For the Bridger-Teton and the Shoshone national forests, the planning process, which is scheduled to take three years, has just begun. Currently these forests are holding public meetings, working with a government cooperators group, and accepting public comments to define “desired conditions” for the respective forests. Once the desired conditions are determined, the next stage will involve mapping and management details.
Roadless Rule: A Balanced Solution
The Wyoming Outdoor Council favors reinstituting the original Roadless Area Conservation Rule, which would provide a national policy of protection for roadless areas. Roadless areas are not only popular recreational destinations, they are also rich in wildlife and fisheries.

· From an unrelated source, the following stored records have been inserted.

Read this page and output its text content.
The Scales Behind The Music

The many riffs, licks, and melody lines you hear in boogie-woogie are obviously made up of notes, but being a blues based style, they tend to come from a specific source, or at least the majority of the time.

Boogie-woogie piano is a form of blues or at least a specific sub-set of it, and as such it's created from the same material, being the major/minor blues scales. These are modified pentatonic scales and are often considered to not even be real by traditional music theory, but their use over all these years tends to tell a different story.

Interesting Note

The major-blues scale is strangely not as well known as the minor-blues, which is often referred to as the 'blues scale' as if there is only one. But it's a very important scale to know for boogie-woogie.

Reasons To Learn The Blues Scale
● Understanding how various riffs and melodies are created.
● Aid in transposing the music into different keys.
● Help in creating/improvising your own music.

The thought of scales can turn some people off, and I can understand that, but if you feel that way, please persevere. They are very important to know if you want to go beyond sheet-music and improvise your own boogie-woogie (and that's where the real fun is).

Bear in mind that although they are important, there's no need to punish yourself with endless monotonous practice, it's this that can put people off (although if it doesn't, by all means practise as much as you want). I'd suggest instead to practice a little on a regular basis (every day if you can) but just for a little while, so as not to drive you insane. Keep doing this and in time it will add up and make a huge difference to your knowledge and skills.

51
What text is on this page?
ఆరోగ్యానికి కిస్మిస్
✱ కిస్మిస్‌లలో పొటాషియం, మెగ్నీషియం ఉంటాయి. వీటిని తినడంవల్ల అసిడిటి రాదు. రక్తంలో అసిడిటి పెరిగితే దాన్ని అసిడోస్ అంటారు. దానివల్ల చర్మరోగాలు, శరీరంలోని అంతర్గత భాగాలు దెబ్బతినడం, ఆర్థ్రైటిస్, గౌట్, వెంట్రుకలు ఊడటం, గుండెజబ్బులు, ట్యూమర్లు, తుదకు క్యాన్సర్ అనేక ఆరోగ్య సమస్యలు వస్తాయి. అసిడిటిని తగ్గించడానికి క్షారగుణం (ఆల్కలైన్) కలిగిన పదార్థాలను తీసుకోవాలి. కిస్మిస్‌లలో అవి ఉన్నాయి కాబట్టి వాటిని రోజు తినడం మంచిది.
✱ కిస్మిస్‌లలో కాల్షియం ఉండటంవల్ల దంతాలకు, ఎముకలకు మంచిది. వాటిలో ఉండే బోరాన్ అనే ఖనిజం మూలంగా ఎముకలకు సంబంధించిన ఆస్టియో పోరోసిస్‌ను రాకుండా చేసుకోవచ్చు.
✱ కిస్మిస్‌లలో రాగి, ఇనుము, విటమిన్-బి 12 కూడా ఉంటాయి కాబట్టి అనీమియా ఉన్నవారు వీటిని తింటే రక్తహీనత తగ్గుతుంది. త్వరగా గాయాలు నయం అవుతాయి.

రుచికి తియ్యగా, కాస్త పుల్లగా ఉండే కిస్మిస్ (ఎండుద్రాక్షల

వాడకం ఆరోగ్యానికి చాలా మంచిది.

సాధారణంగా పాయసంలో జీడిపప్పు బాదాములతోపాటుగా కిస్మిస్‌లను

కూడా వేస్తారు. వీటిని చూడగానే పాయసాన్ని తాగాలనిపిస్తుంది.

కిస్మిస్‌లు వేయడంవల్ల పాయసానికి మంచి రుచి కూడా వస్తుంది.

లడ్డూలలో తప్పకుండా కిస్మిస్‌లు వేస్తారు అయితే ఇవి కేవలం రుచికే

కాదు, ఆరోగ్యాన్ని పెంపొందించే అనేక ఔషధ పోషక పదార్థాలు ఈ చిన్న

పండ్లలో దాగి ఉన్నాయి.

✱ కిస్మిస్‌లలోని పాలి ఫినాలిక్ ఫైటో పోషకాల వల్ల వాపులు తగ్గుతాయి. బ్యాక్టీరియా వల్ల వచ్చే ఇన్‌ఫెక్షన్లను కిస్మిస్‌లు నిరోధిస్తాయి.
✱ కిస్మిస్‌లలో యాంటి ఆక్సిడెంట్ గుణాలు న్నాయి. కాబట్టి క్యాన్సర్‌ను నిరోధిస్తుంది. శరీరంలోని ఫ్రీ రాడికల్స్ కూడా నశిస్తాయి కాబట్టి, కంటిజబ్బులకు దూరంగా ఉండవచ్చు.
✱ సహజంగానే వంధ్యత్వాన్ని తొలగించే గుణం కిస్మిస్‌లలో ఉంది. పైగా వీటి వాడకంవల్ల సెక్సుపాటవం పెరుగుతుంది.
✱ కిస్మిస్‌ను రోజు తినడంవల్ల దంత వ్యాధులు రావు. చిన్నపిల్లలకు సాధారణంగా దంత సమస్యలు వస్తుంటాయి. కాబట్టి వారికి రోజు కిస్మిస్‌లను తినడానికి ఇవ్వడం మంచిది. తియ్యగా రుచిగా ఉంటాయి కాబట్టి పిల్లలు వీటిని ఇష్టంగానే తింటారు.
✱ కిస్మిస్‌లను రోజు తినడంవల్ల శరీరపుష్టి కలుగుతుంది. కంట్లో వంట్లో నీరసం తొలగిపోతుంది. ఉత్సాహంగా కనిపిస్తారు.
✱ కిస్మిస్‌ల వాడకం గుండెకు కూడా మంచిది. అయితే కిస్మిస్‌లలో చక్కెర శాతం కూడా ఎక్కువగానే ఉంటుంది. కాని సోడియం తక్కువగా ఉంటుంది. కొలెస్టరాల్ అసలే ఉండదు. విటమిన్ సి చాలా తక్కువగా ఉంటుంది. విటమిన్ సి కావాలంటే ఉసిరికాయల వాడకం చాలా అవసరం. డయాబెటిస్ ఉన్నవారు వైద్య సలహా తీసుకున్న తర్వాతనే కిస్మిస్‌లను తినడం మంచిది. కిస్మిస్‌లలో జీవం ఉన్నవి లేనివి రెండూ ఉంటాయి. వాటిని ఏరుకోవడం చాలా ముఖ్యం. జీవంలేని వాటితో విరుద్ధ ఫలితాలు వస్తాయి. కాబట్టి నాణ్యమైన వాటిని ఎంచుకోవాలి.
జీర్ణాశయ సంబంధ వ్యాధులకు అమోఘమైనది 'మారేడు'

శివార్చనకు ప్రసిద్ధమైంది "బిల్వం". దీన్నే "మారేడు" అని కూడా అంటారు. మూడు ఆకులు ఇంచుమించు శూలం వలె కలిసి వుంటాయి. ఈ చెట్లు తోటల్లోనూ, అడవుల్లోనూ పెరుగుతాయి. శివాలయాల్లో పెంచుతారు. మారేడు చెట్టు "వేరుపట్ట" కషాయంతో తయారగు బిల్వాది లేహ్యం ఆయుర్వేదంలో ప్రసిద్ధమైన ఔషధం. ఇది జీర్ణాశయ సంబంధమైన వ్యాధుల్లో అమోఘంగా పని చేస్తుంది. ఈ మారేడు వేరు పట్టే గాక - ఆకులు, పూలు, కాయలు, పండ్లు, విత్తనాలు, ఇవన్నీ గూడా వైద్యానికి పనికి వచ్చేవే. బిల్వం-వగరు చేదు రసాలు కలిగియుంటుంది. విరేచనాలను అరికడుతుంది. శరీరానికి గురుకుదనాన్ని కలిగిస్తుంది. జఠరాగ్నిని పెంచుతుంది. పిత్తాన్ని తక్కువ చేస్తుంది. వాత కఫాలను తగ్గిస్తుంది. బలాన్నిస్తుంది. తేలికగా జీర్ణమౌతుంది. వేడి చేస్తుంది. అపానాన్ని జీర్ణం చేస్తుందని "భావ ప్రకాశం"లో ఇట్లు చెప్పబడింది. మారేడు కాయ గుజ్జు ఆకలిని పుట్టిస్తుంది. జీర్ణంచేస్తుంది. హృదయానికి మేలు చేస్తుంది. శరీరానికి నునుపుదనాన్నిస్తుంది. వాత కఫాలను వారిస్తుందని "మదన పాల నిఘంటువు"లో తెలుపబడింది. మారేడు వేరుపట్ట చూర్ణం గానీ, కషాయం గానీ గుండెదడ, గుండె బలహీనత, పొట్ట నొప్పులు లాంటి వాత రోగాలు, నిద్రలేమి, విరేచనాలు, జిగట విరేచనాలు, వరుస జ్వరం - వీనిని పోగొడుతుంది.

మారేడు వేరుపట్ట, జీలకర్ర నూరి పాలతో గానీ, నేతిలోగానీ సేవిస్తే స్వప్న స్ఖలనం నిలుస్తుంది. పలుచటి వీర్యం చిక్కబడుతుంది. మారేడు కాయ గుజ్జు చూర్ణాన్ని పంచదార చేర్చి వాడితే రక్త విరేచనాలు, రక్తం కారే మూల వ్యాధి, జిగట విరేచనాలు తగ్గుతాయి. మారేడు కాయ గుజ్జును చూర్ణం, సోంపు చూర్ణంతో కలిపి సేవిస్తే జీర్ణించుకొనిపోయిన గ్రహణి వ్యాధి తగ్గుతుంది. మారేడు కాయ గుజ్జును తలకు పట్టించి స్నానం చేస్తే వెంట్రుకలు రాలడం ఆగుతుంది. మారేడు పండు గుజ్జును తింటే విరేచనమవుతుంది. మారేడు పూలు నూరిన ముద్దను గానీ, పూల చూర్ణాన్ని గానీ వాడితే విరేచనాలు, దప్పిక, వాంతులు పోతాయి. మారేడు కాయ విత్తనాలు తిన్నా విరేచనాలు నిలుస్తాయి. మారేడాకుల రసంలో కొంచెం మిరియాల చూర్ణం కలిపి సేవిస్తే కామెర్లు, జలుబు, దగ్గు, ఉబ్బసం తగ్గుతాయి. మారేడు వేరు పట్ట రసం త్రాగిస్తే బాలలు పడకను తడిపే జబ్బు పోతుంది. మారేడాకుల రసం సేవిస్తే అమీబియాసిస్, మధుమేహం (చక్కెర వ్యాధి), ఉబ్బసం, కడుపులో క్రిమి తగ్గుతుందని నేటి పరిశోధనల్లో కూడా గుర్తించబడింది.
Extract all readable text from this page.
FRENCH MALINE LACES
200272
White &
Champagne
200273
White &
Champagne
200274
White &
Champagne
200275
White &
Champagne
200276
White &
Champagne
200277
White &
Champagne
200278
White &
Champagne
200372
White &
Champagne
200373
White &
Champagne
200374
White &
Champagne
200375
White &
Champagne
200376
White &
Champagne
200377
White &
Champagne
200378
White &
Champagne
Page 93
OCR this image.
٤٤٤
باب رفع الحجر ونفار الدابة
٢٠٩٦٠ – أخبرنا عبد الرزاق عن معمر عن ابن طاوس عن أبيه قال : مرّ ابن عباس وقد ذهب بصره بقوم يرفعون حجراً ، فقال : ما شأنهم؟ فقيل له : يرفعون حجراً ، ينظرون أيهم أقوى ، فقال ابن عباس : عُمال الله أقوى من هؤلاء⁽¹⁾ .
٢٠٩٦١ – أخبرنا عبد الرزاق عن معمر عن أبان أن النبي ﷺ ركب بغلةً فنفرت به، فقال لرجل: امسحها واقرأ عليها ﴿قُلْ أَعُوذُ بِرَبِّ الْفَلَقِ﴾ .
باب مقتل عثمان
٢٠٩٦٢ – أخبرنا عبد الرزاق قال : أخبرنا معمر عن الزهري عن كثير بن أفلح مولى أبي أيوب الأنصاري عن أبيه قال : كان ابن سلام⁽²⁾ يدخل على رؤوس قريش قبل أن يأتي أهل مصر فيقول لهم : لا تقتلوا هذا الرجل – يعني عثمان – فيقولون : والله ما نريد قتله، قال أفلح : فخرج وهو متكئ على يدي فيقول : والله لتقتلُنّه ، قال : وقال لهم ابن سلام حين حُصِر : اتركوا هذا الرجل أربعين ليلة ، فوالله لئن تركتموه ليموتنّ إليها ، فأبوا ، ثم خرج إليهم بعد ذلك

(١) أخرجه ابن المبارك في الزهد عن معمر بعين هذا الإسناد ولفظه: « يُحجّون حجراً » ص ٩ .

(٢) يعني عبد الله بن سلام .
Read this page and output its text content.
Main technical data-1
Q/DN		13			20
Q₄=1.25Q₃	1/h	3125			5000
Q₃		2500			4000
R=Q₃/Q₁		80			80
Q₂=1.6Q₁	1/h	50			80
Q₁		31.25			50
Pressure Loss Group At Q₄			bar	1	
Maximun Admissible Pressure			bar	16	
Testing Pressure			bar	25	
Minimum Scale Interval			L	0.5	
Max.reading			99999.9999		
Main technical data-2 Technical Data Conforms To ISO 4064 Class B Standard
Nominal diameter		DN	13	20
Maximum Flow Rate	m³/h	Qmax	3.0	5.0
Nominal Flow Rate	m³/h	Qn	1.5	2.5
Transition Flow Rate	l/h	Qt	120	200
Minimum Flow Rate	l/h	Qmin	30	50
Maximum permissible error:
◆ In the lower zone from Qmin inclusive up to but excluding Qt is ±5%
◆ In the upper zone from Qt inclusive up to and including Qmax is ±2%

We know the Roadless Area Conservation Rule provides a vision for these lands that has widespread public support. We are working with local sportsmen and women, backcountry horsemen, conservation groups, and both the Bridger-Teton and the Shoshone national forests to ensure roadless areas in these forests are protected. We’ll also be hosting forums and leading field trips to roadless areas around the state over the next year. And we have joined a national campaign to petition for the rule’s reenactment.
As Al Sammons told the Shoshone National Forest government cooperators on behalf of the Wind River Chapter of the Backcountry Horsemen of America in January 2006, “The Shoshone is a big, wild, rough, untrammeled, masterpiece of nature. These characteristics are why horsemen love this forest. The Shoshone should be managed to maintain this tradition.”
Wyoming is lucky to have several of these big, wild, rough, untrammeled masterpieces of nature left across the state. But they need our help to stay that way.